Les prophètes, en revanche, n'aiment pas les sacrifices. Ils savent qu'ils font partie de la tradition de leur peuple, qu'ils sont dans la Loi de Moïse, laquelle est aussi pour eux. Mais depuis longtemps et de façon radicale, les prophètes savent que les sacrifices ne sont pas le bon langage pour communiquer avec Dieu, car les sacrifices offerts à YHWH sont très, voire trop semblables aux sacrifices offerts aux idoles. La religion des sacrifices était celle que les Juifs avaient trouvée en arrivant à Canaan, celle pratiquée par les peuples voisins et qui les influença grandement. Voilà qui a conditionné tout le monde, sauf les prophètes. Parce que, en raison d’un appel intérieur, ils ont continué à annoncer un Dieu différent, précisément parce qu'il n'avait pas recours au langage sacrificiel. Les hommes aiment les sacrifices parce qu'ils pensent qu'ils peuvent ainsi influencer et même contrôler Dieu. Mais - nous disent les prophètes - c'est une erreur de penser ainsi.

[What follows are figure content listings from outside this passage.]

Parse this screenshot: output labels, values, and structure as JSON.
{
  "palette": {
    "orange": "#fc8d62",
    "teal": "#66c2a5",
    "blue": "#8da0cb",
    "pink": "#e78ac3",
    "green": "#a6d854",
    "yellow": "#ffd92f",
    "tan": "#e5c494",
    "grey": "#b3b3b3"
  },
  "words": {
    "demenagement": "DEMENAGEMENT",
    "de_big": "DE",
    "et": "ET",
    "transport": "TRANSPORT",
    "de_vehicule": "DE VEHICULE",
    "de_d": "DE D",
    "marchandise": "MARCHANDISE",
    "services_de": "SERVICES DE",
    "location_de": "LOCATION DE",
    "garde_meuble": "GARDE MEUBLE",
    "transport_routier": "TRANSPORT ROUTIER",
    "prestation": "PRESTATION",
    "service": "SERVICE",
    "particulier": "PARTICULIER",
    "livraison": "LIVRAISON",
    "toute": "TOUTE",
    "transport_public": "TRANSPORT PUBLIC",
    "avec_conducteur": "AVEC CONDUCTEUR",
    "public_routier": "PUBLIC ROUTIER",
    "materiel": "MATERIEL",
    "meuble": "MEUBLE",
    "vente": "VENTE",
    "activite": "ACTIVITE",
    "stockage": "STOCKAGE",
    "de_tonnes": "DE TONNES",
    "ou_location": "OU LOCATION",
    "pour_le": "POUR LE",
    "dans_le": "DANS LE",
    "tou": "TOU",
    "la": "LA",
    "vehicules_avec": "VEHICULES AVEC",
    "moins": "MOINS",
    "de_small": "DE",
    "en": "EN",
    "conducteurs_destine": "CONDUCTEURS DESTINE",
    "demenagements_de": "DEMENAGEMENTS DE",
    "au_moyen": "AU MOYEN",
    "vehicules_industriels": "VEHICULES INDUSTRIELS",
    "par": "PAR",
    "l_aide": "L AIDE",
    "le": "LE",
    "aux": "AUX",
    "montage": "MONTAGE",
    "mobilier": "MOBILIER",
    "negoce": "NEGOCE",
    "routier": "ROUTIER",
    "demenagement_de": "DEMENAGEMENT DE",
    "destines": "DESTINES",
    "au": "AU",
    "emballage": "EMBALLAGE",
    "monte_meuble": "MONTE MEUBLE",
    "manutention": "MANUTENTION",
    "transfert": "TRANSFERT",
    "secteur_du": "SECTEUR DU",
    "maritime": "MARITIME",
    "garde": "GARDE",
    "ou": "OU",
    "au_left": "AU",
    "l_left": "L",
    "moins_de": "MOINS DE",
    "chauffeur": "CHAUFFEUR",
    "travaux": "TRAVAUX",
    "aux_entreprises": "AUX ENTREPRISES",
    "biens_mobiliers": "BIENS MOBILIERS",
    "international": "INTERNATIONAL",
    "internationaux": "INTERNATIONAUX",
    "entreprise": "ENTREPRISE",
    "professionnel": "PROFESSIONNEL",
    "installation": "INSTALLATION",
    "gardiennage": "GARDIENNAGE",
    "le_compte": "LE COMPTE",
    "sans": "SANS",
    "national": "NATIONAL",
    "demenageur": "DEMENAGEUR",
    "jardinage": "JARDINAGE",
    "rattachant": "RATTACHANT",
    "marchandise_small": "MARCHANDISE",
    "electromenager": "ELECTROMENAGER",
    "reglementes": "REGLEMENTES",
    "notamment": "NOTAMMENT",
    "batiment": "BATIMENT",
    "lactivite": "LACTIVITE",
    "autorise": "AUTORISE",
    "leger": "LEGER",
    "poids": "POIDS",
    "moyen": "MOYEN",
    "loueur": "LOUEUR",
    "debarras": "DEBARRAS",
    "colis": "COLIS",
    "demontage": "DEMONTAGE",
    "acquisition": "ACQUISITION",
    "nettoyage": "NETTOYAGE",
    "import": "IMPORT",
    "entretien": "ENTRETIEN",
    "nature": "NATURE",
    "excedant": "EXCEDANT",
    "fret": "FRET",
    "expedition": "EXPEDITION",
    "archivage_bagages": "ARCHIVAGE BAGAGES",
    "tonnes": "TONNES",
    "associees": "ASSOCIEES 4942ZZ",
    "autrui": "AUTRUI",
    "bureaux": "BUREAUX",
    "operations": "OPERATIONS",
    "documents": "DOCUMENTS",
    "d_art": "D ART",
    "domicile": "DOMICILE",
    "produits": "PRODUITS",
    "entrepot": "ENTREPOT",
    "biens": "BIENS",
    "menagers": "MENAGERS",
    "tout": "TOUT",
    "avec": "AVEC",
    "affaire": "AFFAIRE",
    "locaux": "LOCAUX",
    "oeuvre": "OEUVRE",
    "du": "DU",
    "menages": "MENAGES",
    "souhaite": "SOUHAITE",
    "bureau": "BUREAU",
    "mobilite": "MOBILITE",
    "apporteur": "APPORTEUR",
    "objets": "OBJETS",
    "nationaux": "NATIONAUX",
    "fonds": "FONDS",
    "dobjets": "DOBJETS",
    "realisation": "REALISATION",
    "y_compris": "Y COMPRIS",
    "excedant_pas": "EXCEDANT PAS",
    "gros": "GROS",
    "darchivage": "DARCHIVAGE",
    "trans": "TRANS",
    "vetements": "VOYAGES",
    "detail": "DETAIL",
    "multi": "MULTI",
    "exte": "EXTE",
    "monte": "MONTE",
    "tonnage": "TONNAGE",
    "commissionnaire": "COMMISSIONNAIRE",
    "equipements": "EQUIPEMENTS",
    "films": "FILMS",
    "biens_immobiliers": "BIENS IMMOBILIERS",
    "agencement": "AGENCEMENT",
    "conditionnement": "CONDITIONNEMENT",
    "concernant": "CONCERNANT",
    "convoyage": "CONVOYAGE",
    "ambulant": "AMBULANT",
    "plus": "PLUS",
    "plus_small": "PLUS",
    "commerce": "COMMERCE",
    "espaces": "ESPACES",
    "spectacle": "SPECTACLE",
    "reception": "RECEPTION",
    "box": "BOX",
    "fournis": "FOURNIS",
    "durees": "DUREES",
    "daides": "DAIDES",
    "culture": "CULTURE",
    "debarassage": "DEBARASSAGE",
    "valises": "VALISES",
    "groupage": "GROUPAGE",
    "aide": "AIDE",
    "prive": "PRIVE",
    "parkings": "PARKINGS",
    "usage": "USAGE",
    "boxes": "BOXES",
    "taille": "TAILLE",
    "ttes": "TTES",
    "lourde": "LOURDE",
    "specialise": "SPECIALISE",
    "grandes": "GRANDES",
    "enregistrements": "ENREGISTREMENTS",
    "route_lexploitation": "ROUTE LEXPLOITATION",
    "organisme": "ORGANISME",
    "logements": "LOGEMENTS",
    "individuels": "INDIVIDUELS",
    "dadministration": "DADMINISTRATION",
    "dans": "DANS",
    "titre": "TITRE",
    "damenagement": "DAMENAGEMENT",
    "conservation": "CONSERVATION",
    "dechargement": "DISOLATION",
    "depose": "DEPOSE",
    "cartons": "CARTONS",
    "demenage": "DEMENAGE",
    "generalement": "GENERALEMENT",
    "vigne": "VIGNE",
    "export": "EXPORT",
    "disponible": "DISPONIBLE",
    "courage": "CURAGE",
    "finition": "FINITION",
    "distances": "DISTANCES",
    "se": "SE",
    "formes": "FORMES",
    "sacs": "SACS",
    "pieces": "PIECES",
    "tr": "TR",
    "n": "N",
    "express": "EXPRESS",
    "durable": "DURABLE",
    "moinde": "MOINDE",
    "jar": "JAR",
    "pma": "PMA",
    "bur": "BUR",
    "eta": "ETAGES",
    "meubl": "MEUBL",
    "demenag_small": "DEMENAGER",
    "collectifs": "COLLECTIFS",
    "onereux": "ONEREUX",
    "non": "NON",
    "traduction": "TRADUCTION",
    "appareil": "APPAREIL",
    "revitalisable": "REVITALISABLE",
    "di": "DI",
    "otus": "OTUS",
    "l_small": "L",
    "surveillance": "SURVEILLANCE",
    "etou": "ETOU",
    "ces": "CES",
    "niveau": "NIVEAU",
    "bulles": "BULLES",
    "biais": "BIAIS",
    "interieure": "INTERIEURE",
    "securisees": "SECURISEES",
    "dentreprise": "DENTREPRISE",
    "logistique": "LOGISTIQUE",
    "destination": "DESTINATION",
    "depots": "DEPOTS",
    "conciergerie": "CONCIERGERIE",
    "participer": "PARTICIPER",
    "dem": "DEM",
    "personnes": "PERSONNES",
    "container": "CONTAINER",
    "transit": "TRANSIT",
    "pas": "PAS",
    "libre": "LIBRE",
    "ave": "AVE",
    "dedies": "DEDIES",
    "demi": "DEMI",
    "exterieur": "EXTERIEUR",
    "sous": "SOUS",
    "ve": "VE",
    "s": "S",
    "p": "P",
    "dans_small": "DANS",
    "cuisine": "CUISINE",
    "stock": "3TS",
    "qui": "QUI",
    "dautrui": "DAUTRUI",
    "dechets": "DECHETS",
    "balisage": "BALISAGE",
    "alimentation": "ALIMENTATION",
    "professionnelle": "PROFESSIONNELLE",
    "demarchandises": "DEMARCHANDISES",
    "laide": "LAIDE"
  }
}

C'est pourquoi les prophètes ont été et sont naturellement les premiers détracteurs de l'industrie du temple qui, avant et après Jésus de Nazareth, tue les prophètes qui annoncent une « économie de la grâce" et de la miséricorde gratuite. Celle-ci met radicalement en crise l’ "économie du salut" fondée sur les sacrifices et leur nécessaire rémunération. Les sacrifices du temple n'ont de valeur que s'ils ont un prix ; la théocratie annoncée par les prophètes, au contraire, a une valeur précisément parce qu'elle n'a pas de prix. Et en nous disant que le vrai salut a une valeur infinie parce qu'il n’a pas de prix, les prophètes annulent la valeur des prix des offrandes religieuses et des sacrifices. Les prophètes libèrent les colombes des autels du temple. Ils les font s'envoler, les transforment en icône de l'Esprit libre et désintéressé.